Blogger McMc said...

This is an interesting story to say the least, but the obvious problem is that people were donating money to a cause, only to see that go into someone elses pocket. Not only that, but I bet the people donating had no idea.

Business is about making profit, charity is not. Maybe it is a good idea -- in principle -- to use business tactics to make money for charity. But that raises a ton of ethical questions and it also begs you to ask the question, is it still "charity" when someone is profitting?

This story gives us the plus side to it all but that doesn't mean that if this were more prevelant, there wouldn't be any fraud.

Again, it's an interesting story but not one that paints a complete picture.

3:48 PM  
Blogger lonely libertarian said...

I didn't quote the last line of the article, from Mr. Pallotta, but I will now:

“People continue to die as a result,” he says bluntly. “This we call morality.”

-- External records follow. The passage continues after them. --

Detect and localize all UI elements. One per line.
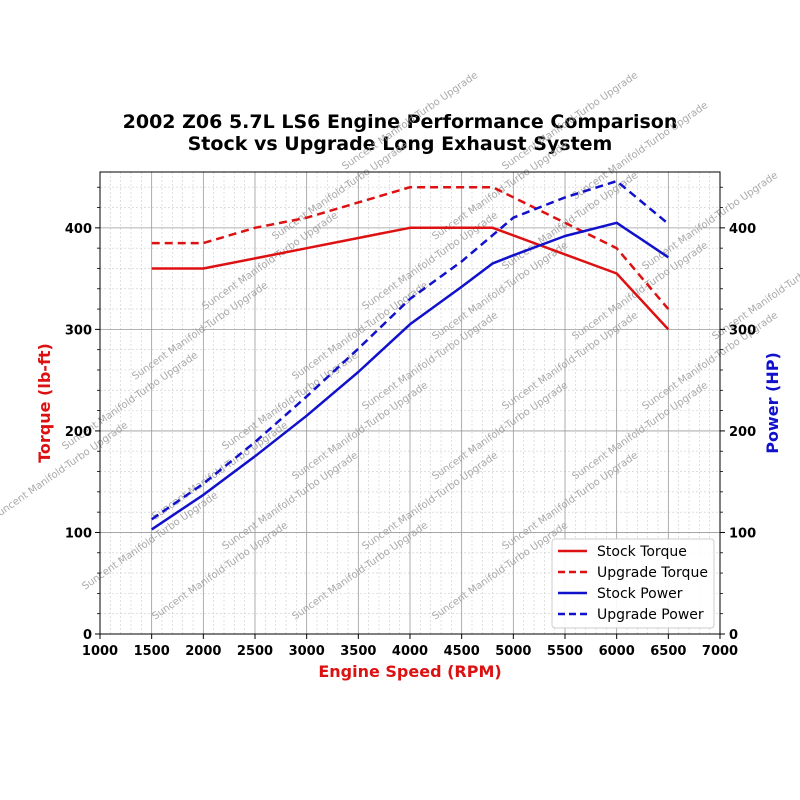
watermark-text: Suncent Manifold-Turbo Upgrade	[430, 520, 570, 622]
chart-title: 2002 Z06 5.7L LS6 Engine Performance Com…	[123, 111, 678, 133]
watermark-text: Suncent Manifold-Turbo Upgrade	[500, 450, 640, 552]
legend-box	[551, 538, 715, 629]
y-axis-right-label: Power (HP)	[763, 352, 782, 454]
watermark-text: Suncent Manifold-Turbo Upgrade	[150, 520, 290, 622]
x-tick-label: 2000	[185, 644, 221, 659]
watermark-text: Suncent Manifold-Turbo Upgrade	[640, 170, 780, 272]
y-right-tick-label: 200	[729, 425, 756, 440]
legend-label-stock-power: Stock Power	[597, 586, 683, 602]
y-left-tick-label: 0	[83, 628, 92, 643]
x-tick-label: 2500	[237, 644, 273, 659]
x-tick-label: 6500	[650, 644, 686, 659]
x-tick-label: 5000	[495, 644, 531, 659]
x-tick-label: 4500	[444, 644, 480, 659]
tick-layer: 1000 1500 2000 2500 3000 3500 4000 4500 5000 5500…	[65, 186, 756, 659]
x-tick-label: 4000	[392, 644, 428, 659]
x-tick-label: 6000	[599, 644, 635, 659]
watermark-text: Suncent Manifold-Turbo Upgrade	[500, 310, 640, 412]
y-right-tick-label: 0	[729, 628, 738, 643]
legend-label-upgrade-power: Upgrade Power	[597, 607, 704, 623]
watermark-text: Suncent Manifold-Turbo Upgrade	[220, 350, 360, 452]
legend-label-stock-torque: Stock Torque	[597, 544, 687, 560]
series-layer	[150, 179, 670, 531]
y-left-tick-label: 100	[65, 526, 92, 541]
watermark-text: Suncent Manifold-Turbo Upgrade	[360, 210, 500, 312]
x-tick-label: 7000	[702, 644, 738, 659]
x-tick-label: 1500	[134, 644, 170, 659]
series-line-stock-torque	[151, 226, 670, 331]
series-line-stock-power	[151, 221, 669, 531]
watermark-text: Suncent Manifold-Turbo Upgrade	[80, 490, 220, 592]
y-right-tick-label: 100	[729, 526, 756, 541]
legend-label-upgrade-torque: Upgrade Torque	[597, 565, 708, 581]
x-axis-label: Engine Speed (RPM)	[318, 662, 501, 681]
watermark-text: Suncent Manifold-Turbo Upgrade	[270, 140, 410, 242]
x-tick-label: 5500	[547, 644, 583, 659]
x-tick-label: 1000	[82, 644, 118, 659]
x-tick-label: 3000	[289, 644, 325, 659]
watermark-text: Suncent Manifold-Turbo Upgrade	[640, 310, 780, 412]
y-left-tick-label: 300	[65, 323, 92, 338]
y-left-tick-label: 400	[65, 222, 92, 237]
legend: Stock Torque Upgrade Torque Stock Power …	[551, 538, 715, 629]
chart-subtitle: Stock vs Upgrade Long Exhaust System	[188, 133, 613, 155]
x-tick-label: 3500	[340, 644, 376, 659]
watermark-text: Suncent Manifold-Turbo Upgrade	[570, 240, 710, 342]
y-axis-left-label: Torque (lb-ft)	[35, 343, 54, 463]
series-line-upgrade-torque	[151, 185, 670, 310]
watermark-text: Suncent Manifold-Turbo Upgrade	[360, 450, 500, 552]
series-line-upgrade-power	[150, 179, 670, 521]
y-left-tick-label: 200	[65, 425, 92, 440]
watermark-text: Suncent Manifold-Turbo Upgrade	[430, 240, 570, 342]
y-right-tick-label: 300	[729, 323, 756, 338]
y-right-tick-label: 400	[729, 222, 756, 237]
watermark-text: Suncent Manifold-Turbo Upgrade	[290, 520, 430, 622]
watermark-text: Suncent Manifold-Turbo Upgrade	[290, 280, 430, 382]
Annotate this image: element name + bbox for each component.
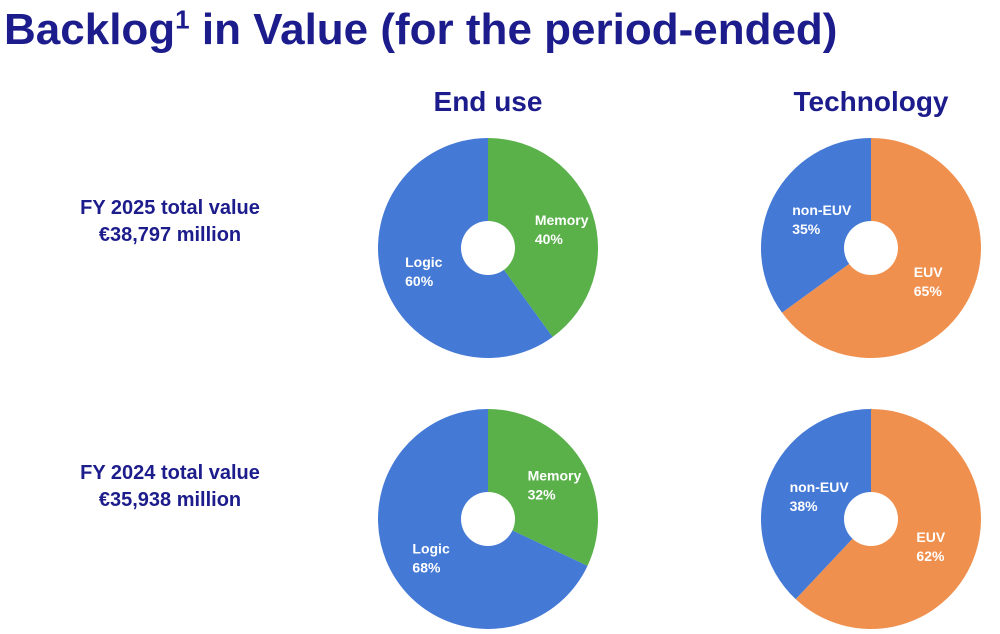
pie-slice-non-euv <box>761 409 871 600</box>
column-header-technology: Technology <box>793 86 949 117</box>
row-amount-fy2025: €38,797 million <box>98 224 242 246</box>
page-title: Backlog1 in Value (for the period-ended) <box>4 4 838 54</box>
slice-label-logic: Logic 60% <box>405 254 443 289</box>
row-label-fy2025: FY 2025 total value €38,797 million <box>40 195 300 249</box>
pie-slice-memory <box>488 409 599 566</box>
pie-end-use-fy-2024: Memory 32% Logic 68% <box>378 409 599 630</box>
slice-label-euv: EUV 62% <box>916 529 945 564</box>
slice-label-non-euv: non-EUV 38% <box>790 479 850 514</box>
row-label-fy2024: FY 2024 total value €35,938 million <box>40 460 300 514</box>
slice-label-memory: Memory 32% <box>528 467 582 502</box>
pie-slice-non-euv <box>761 138 871 313</box>
title-superscript: 1 <box>175 4 190 35</box>
pie-technology-fy-2025: EUV 65% non-EUV 35% <box>761 138 981 358</box>
pie-slice-memory <box>488 138 598 337</box>
slice-label-euv: EUV 65% <box>914 264 943 299</box>
slice-label-memory: Memory 40% <box>535 212 589 247</box>
row-period-fy2024: FY 2024 total value <box>80 462 260 484</box>
slice-label-logic: Logic 68% <box>412 541 450 576</box>
donut-hole <box>461 492 515 546</box>
row-period-fy2025: FY 2025 total value <box>80 197 260 219</box>
pie-end-use-fy-2025: Memory 40% Logic 60% <box>377 138 598 358</box>
pie-technology-fy-2024: EUV 62% non-EUV 38% <box>761 408 981 629</box>
column-header-end-use: End use <box>433 86 543 117</box>
donut-hole <box>844 221 898 275</box>
slice-label-non-euv: non-EUV 35% <box>792 202 852 237</box>
row-amount-fy2024: €35,938 million <box>98 489 242 511</box>
donut-hole <box>844 492 898 546</box>
donut-hole <box>461 221 515 275</box>
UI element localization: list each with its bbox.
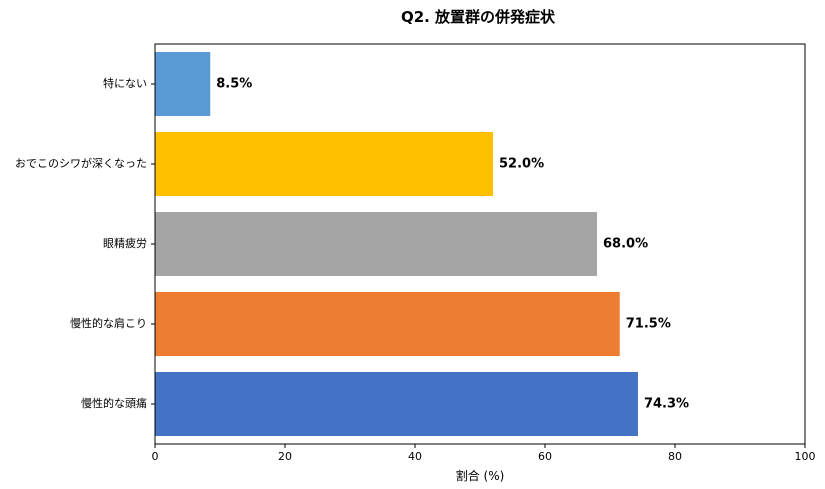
x-axis-label: 割合 (%) — [456, 468, 505, 483]
x-tick-label: 40 — [408, 450, 422, 463]
x-tick-label: 60 — [538, 450, 552, 463]
x-tick-label: 100 — [795, 450, 816, 463]
bar — [155, 132, 493, 196]
x-tick-label: 0 — [152, 450, 159, 463]
value-label: 8.5% — [216, 77, 252, 92]
plot-frame — [154, 43, 806, 445]
chart-title: Q2. 放置群の併発症状 — [401, 8, 556, 26]
category-label: 慢性的な肩こり — [70, 316, 147, 330]
bar — [155, 52, 211, 116]
category-labels: 慢性的な頭痛 慢性的な肩こり 眼精疲労 おでこのシワが深くなった 特にない — [15, 76, 155, 410]
bar — [155, 292, 620, 356]
value-label: 68.0% — [603, 237, 648, 252]
category-label: 眼精疲労 — [103, 236, 147, 250]
bars-group — [155, 52, 638, 436]
value-label: 52.0% — [499, 157, 544, 172]
bar — [155, 212, 597, 276]
value-labels: 74.3% 71.5% 68.0% 52.0% 8.5% — [216, 77, 689, 412]
category-label: 慢性的な頭痛 — [81, 396, 147, 410]
value-label: 71.5% — [626, 317, 671, 332]
category-label: 特にない — [103, 76, 147, 90]
x-tick-label: 20 — [278, 450, 292, 463]
x-axis-ticks: 0 20 40 60 80 100 — [152, 444, 816, 463]
bar — [155, 372, 638, 436]
category-label: おでこのシワが深くなった — [15, 156, 147, 170]
value-label: 74.3% — [644, 397, 689, 412]
x-tick-label: 80 — [668, 450, 682, 463]
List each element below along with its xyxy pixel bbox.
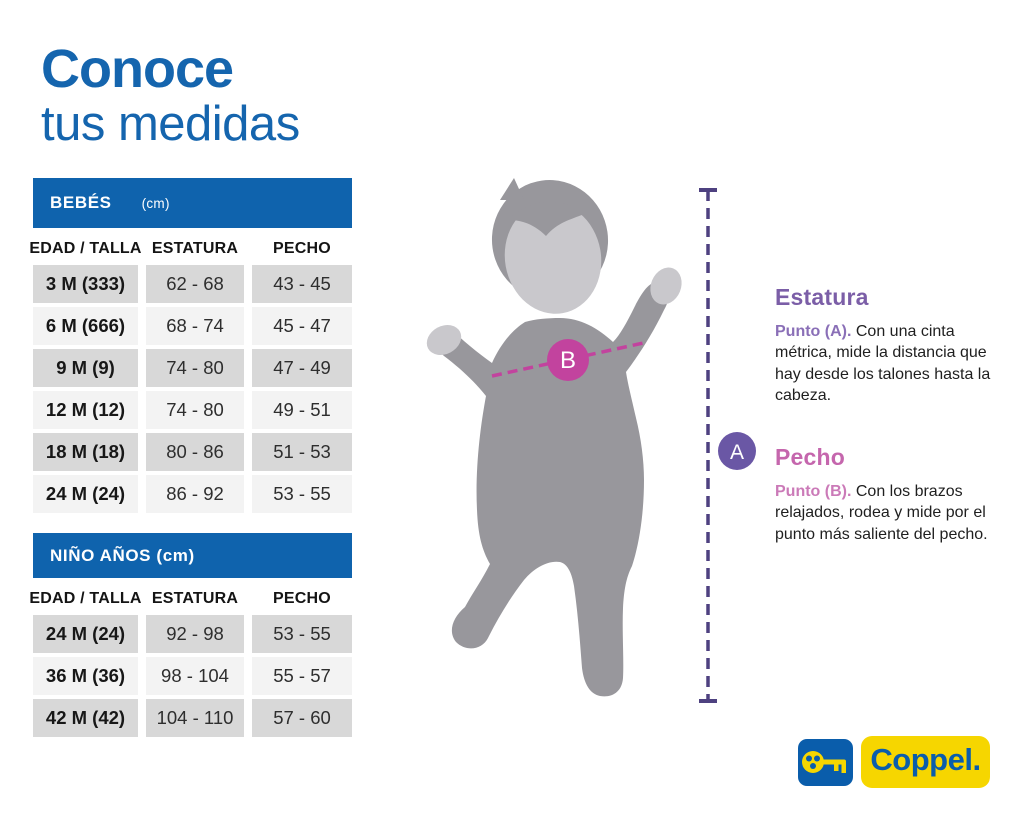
column-header-pecho: PECHO [273,590,331,607]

I think you're very right about people wanting to know where their money is going when they donate to a good cause, but that's an issue regardless of whether someone is profiting or not. For instance, a charity that has 50% of donations going to the bureaucratic costs of running a charity has far less money actually going to help people than an organization that uses only 10% of donations for operating expenses. But that's an issue of transparency and accountability, not profit.

Again, to keep going with my example, you could have an honest business running a charity while making a profit and sending a lot of money to help people, and you could have a sleazy charity where no one makes a profit so to speak, but favors are doled out and family and friends get paid salaries to do little work.

You're right about fraud, but like I said, that's more about transparency and accountability than it is forms of organization.